April 4 (Bloomberg) -- West Texas Intermediate crude gained a second day after government data showed the U.S., the world’s biggest oil consumer, added jobs in March. Brent rose, paring a weekly loss amid concern about Libyan exports.
Futures advanced as much as 1 percent in New York, trimming their first weekly decline in three. Employers in the U.S. boosted payrolls and the unemployment rate held at 6.7 percent even as more Americans entered the workforce, Labor Department data showed today. Rebels blocking shipments from Libya’s east said they’re ready to reopen oil ports, signaling a possible recovery in supply from the OPEC nation.
“The most important thing of the day” for the oil market is the nonfarm payrolls data, Hans van Cleef, an energy economist at ABN Amro Bank NV, said by phone from Amsterdam. “The U.S. economy is still doing much better than Europe.”
WTI for May delivery added as much as 95 cents to $101.24 a barrel in electronic trading on the New York Mercantile Exchange, and traded at $101.12 at 1:35 p.m. London time. The contract rose 67 cents to $100.29 yesterday. Prices dropped 0.6 percent this week.
Brent for May settlement rose 39 cents to $106.54 a barrel on the London-based ICE Futures Europe exchange. The contract is down 1.4 percent this week. The European benchmark crude was at a premium of $5.42 to WTI. The spread closed at $5.86 yesterday, widening for the first time in seven days.

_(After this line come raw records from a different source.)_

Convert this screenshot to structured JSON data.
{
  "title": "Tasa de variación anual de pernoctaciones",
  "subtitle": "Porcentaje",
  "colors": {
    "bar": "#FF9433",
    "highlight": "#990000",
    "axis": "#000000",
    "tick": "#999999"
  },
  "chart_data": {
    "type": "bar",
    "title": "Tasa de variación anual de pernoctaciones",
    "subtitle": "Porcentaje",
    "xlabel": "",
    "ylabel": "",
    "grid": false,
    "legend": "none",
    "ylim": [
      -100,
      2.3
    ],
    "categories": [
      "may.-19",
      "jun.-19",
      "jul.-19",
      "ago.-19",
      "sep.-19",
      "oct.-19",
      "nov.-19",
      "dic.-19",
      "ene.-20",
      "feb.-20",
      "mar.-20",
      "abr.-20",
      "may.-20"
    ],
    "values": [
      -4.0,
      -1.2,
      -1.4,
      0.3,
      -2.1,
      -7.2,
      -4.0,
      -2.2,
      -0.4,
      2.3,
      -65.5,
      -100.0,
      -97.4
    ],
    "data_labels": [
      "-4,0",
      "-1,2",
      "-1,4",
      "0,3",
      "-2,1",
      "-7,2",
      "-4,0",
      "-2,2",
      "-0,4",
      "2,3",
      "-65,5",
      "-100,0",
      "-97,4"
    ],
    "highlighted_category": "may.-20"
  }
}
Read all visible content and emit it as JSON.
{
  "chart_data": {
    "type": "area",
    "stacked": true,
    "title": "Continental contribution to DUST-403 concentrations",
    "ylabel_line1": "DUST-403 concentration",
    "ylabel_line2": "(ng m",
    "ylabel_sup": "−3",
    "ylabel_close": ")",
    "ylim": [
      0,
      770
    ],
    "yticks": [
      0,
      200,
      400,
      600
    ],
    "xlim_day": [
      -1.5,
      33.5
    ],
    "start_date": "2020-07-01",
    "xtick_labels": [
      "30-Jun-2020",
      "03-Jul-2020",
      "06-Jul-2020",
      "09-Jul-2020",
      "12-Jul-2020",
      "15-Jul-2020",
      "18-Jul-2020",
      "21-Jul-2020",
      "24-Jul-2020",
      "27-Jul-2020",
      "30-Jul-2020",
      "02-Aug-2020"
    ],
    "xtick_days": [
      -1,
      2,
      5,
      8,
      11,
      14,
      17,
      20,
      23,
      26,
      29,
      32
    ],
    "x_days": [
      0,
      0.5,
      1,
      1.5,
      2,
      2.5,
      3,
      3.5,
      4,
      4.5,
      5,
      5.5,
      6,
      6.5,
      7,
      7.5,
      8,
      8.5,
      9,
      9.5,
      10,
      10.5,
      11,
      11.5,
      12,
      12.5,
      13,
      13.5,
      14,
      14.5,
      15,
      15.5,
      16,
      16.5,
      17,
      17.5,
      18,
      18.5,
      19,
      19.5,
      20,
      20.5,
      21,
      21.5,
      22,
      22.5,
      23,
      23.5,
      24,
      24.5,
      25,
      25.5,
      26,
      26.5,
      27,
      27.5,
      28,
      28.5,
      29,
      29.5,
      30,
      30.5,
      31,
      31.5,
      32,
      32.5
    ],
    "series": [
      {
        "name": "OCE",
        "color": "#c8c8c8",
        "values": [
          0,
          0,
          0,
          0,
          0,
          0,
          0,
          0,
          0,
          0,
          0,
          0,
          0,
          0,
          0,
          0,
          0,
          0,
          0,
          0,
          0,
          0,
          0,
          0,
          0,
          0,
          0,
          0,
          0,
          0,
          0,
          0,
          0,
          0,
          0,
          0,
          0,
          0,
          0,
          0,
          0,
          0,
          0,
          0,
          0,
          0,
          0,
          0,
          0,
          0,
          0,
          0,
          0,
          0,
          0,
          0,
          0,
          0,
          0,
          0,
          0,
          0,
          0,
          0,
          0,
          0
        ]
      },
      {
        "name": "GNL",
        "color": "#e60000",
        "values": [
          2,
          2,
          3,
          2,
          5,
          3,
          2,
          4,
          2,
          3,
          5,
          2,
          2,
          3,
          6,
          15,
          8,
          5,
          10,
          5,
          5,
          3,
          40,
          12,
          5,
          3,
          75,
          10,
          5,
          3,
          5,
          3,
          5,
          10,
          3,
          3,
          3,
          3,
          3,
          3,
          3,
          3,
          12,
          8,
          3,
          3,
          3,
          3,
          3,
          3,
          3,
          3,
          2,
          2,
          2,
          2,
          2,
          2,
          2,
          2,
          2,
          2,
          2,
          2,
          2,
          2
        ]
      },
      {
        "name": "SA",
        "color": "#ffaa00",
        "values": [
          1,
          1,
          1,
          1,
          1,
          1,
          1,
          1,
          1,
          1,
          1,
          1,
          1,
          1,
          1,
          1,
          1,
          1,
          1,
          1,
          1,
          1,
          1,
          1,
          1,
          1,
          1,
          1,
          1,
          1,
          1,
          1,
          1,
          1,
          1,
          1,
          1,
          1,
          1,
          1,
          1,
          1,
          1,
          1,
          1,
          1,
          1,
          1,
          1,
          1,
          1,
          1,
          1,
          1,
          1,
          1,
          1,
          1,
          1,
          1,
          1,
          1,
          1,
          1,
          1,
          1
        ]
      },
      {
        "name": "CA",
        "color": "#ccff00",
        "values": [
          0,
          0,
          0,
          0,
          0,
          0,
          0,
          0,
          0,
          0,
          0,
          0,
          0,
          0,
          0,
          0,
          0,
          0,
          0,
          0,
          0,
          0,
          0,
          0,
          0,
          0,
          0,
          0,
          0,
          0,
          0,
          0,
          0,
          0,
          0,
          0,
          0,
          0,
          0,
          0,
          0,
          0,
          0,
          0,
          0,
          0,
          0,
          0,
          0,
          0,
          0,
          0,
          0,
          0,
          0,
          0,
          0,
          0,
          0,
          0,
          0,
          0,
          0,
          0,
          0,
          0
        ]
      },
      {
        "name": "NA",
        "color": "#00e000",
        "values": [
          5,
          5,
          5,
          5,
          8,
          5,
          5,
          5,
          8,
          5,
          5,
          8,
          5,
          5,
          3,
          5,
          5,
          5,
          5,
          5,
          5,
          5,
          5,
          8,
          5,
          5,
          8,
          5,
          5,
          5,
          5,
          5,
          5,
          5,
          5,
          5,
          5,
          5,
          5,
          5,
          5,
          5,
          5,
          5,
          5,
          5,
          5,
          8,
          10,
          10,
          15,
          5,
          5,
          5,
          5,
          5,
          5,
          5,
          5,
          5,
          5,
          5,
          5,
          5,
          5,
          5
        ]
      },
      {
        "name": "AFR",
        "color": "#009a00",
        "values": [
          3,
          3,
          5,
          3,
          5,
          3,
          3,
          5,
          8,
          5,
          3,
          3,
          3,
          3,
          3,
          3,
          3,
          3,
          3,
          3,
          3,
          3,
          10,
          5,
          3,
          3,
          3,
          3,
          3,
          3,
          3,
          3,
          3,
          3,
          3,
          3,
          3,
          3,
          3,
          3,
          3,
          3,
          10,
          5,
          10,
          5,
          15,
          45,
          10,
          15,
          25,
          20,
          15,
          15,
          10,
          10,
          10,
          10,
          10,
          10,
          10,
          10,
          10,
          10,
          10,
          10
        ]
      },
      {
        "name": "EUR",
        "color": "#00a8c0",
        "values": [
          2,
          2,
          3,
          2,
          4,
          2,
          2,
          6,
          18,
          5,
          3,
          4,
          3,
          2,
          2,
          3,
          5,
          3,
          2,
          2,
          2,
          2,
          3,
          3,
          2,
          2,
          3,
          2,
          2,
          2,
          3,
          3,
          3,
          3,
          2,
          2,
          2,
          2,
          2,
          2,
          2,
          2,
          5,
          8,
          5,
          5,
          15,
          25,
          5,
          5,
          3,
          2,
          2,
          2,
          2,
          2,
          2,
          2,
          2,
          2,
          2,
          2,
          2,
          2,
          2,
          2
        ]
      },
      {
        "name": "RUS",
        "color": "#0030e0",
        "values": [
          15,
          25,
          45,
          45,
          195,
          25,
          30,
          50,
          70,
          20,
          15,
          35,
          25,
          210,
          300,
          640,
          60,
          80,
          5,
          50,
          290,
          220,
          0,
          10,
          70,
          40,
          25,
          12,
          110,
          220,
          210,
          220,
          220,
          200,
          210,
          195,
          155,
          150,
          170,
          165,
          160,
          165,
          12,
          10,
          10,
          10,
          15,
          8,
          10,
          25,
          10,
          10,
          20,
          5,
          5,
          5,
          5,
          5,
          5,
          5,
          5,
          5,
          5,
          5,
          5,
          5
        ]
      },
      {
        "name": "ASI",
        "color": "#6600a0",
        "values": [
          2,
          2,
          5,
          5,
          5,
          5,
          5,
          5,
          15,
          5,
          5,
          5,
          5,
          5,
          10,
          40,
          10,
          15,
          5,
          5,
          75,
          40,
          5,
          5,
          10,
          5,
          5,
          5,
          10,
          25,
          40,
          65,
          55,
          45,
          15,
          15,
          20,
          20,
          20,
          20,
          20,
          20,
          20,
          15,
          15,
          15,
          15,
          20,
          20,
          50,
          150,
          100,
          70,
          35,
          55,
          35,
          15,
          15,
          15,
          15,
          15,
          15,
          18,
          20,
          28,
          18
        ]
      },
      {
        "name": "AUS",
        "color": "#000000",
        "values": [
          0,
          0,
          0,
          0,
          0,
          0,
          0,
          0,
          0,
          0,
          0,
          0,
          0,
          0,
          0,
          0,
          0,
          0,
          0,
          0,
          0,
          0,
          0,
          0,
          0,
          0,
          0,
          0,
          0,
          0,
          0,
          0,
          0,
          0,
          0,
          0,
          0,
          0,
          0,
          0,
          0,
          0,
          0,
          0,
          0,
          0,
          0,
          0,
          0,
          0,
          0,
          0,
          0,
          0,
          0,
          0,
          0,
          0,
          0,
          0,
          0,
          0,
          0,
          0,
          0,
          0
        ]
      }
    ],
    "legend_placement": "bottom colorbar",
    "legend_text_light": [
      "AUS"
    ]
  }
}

Payrolls rose 192,000 last month after a 197,000 gain in February that was larger than first estimated, the Labor Department reported today in Washington.
Rebels in Libya’s east indicated that four terminals could be reopened in 24 to 48 hours, Sliman Qajam, a member of the government’s energy committee, said in Tripoli yesterday. Production from the holder of Africa’s largest crude reserves fell to 250,000 barrels a day last month from 1.4 million a year earlier because of unrest, Bloomberg surveys of analysts and producers show.
“The Libyan negotiations are one of those geopolitical situations that has a clear and present impact on oil,” said Ric Spooner, a chief strategist at CMC Markets in Sydney. “The capacity is there, it’s just a matter if it’s going to be turned on or off and it can happen quite quickly.”
The Organization of Petroleum Exporting Countries will boost crude exports to meet demand from Asian refineries, according to Oil Movements. Shipments are estimated to climb by 10,000 barrels a day to 23.9 million in the four weeks through April 19, the consultant in Halifax, England, said yesterday. Its data excludes Angola and Ecuador.
“The market was pricing a bit of hope that Libya would restart exports, but whether that will be followed by an actual increase in exports is the big question,” said ABN Amro’s van Cleef. “We’ve seen signals earlier they’d restart, but every time something came in between and they weren’t able to.”
WTI may drop next week amid speculation that U.S. crude stockpiles will increase, a separate Bloomberg poll shows. Eighteen of 28 analysts and traders, or 64 percent, predict futures will decline through April 11 while six respondents forecast a price gain.
Crude inventories shrank by 2.4 million barrels to 380.1 million in the seven days ended March 28, the first decrease in 11 weeks, according to the Energy Information Administration, the Energy Department’s statistical arm.